Not all images are worth 16×16 words, Tsinghua and Huawei propose dynamic ViT

In NLP, Transformer has been widely successful in image recognition problems with the self-attentive model mechanism as a magic bullet.

In particular, ViT is particularly widely used because of its particularly high performance on large-scale image networks.

However, as the size of the dataset grows, it leads to a sharp increase in computational cost as well as a gradual increase in the number of tokens in self-attentive!

Recently, Gao Huang’s research team, an assistant professor in the Department of Automation at Tsinghua, and researchers at Huawei have taken an alternative approach and proposed a Dynamic Vision Transformer (DVT) that automatically configures the appropriate number of tokens for each input image, thereby reducing redundant computation and significantly passing efficiency.

The paper, titled “Not All Images are Worth 16×16 Words: Dynamic Vision Transformers with Adaptive Sequence Length,” has been published in arXiv.

Proposing Dynamic ViT

It is clear that the current ViT faces the challenges of computational cost and the number of tokens.

To achieve the best balance between accuracy and speed, the number of tokens is typically 14×14/16×16.

The research team observed that

There are many “simple” images in a typical sample that can be accurately predicted with a number of 4×4 tokens, and the computational cost (14×14) is now equivalent to an 8.5-fold increase, while only a small fraction of the “difficult” images actually require finer characterization.

By dynamically adjusting the number of tokens, the computational efficiency is not evenly distributed between “easy” and “difficult” samples, and there is a lot of room for efficiency.

Based on this, the team proposes a novel dynamic ViT (DVT) framework with the goal of automatically configuring the number of tokens adjusted on each image, thus achieving high computational efficiency.

This DVT was designed as a generic framework.

At test time, these models are activated sequentially starting with a smaller number of tokens.

The inference process is terminated as soon as a prediction with sufficient confidence has been generated.

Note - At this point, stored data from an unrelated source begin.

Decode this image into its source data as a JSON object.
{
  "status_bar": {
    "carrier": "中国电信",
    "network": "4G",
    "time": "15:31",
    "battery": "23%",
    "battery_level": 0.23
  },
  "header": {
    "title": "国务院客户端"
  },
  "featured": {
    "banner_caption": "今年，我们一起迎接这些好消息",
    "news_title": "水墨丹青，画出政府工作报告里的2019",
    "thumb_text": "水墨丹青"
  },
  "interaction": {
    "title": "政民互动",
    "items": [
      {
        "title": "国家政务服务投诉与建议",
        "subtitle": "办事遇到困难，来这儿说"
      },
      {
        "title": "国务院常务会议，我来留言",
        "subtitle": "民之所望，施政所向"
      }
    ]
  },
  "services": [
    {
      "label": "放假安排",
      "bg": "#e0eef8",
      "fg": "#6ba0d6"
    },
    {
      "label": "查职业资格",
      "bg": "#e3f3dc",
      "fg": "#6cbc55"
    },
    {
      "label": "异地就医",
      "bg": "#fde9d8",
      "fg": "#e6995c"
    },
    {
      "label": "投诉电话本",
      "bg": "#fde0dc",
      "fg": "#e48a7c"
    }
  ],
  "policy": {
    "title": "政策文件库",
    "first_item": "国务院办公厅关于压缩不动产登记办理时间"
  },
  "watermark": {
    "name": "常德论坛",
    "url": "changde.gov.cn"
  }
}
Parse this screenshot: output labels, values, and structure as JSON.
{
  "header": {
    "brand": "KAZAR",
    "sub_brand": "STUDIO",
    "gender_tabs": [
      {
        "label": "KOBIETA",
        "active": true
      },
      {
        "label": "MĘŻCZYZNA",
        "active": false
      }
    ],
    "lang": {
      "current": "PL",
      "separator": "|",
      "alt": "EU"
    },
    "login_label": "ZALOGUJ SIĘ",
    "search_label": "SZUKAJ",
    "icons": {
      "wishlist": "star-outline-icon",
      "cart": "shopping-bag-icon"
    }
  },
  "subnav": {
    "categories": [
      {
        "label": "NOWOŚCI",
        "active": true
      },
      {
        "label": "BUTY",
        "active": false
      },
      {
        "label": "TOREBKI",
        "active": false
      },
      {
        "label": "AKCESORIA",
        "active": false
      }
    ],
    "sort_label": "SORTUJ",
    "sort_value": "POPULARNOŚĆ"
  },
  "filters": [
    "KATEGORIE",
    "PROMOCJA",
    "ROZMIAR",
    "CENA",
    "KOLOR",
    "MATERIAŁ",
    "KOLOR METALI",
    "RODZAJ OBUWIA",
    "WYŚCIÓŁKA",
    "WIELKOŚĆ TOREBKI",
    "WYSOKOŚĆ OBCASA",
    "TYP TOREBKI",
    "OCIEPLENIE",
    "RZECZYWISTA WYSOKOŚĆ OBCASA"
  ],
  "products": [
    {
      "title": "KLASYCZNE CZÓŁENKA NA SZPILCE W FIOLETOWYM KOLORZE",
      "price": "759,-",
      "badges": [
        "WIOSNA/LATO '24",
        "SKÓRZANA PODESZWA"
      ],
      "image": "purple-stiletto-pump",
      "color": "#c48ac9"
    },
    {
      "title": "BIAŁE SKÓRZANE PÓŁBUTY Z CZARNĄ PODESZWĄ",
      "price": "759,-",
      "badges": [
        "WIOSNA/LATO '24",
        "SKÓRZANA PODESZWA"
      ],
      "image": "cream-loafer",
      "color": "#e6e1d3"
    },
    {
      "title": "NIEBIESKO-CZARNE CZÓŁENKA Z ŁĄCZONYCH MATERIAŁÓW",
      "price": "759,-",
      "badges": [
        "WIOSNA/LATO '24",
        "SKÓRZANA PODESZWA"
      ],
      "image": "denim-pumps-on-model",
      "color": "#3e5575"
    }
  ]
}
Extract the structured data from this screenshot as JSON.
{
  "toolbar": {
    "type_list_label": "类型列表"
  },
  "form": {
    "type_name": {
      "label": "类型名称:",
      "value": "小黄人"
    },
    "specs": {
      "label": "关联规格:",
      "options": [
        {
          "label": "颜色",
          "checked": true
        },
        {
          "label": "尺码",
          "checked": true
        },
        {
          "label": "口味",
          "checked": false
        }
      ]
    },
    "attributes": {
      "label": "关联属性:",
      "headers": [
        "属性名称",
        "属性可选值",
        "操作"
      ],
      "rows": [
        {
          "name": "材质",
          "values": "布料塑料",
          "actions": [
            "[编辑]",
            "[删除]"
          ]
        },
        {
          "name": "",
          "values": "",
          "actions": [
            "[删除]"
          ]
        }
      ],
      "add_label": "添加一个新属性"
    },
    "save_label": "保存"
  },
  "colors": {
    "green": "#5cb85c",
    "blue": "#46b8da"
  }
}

Not all images are worth 16x16 words, Tsinghua and Huawei propose dynamic ViT

The main architecture of the model uses the current state-of-the-art image recognition Transformer, such as ViT, DeiT and T2T-ViT, which can improve efficiency.

This approach is also highly flexible.

This is because the computational volume of DVT can be tuned by a simple early termination criterion.

This feature makes DVT suitable for situations where the available computational resources vary dynamically, or where a given performance is achieved by minimizing power consumption.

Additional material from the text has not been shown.